En France, ce sont autour de 190.000 personnes qui vivraient avec le VIH. Sur ce total, elles ne seraient que 86% à connaître leur séropositivité. Selon le dernier bulletin de Santé publique France, 6,5 millions de sérologies VIH ont été réalisées en 2022 par les laboratoires de biologie médicale. "L’activité de dépistage du VIH, qui avait diminué entre 2019 et 2020 en lien avec l’épidémie de Covid-19, a réaugmenté pour atteindre un niveau en 2022 supérieur à celui de 2019."

En 2022, ce sont entre 4200 et 5700 personnes qui ont découvert leur séropositivité VIH. Un nombre en hausse par rapport à 2021, après une forte baisse observée en 2020, mais qui reste inférieur à celui de 2019. "Cette augmentation touche plus particulièrement les personnes nées à l’étranger, qu’elles aient été contaminées par rapports hétérosexuels ou rapports sexuels entre hommes", est-il précisé.

Plus encore, sur l'ensemble de la période 2021-2022, la diminution du nombre de découvertes de séropositivité est estimée entre -11% et -21%. "Cette diminution est encore plus importante chez les hommes ayant des rapports sexuels avec des hommes (HSH) nés en France et peut être expliquée par le recours à la prophylaxie pré-exposition (PrEP) [un moyen de prévention du VIH particulièrement prometteur, avec des niveaux d'efficacité jusqu'à 92%] pour une part de cette population", note l'étude. 

Reste que 43% des infections à VIH ont été découvertes à un stade tardif de l'infection en 2022, une proportion qui ne diminue pas depuis pas depuis plusieurs années.

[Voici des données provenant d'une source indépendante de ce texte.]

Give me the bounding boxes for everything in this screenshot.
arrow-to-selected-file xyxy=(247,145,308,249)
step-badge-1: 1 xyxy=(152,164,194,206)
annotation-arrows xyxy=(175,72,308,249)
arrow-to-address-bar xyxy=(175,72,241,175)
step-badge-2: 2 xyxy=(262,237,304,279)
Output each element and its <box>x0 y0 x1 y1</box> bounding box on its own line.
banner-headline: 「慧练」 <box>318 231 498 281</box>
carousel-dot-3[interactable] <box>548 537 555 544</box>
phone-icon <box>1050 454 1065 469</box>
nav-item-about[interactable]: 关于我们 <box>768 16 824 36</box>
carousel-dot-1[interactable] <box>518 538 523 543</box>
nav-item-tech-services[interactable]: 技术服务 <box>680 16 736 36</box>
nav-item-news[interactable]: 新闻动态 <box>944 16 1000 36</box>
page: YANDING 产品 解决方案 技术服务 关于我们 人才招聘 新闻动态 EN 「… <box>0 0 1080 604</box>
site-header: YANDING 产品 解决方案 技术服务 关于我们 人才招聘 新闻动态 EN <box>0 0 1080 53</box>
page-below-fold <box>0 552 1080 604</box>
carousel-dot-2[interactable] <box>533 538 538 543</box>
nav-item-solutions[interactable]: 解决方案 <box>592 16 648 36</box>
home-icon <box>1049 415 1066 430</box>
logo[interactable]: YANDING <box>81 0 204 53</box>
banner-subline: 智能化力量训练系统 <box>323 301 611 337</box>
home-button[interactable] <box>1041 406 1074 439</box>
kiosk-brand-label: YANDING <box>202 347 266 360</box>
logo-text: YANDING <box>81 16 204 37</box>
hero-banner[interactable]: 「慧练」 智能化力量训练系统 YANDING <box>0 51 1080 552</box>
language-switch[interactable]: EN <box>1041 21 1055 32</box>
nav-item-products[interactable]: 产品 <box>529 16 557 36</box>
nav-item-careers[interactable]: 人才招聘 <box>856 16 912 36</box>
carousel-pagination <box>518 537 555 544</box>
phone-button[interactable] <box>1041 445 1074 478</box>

Une maladie encore trop méconnue

Selon une étude du Crips Île-de-France (Centre régional d’information et de prévention du sida et pour la santé des jeunes), 8 Français sur 10 se disent spontanément bien informés sur le VIH. "Un niveau d’information dont la fragilité se vérifie sur leurs connaissances en matière de prévention et de dépistage", est-il relevé.

Ainsi, 64% des Français pensent que le préservatif est l'unique mode de prévention contre le VIH. 53% ignorent que personne séropositive sous traitement ne transmet pas le VIH. Enfin, concernant le dépistage du VIH, seule une courte majorité de Français déclare savoir qu’il est gratuit dans tous les laboratoires d’analyses médicales (59%), et ne nécessite pas d’ordonnance (57%).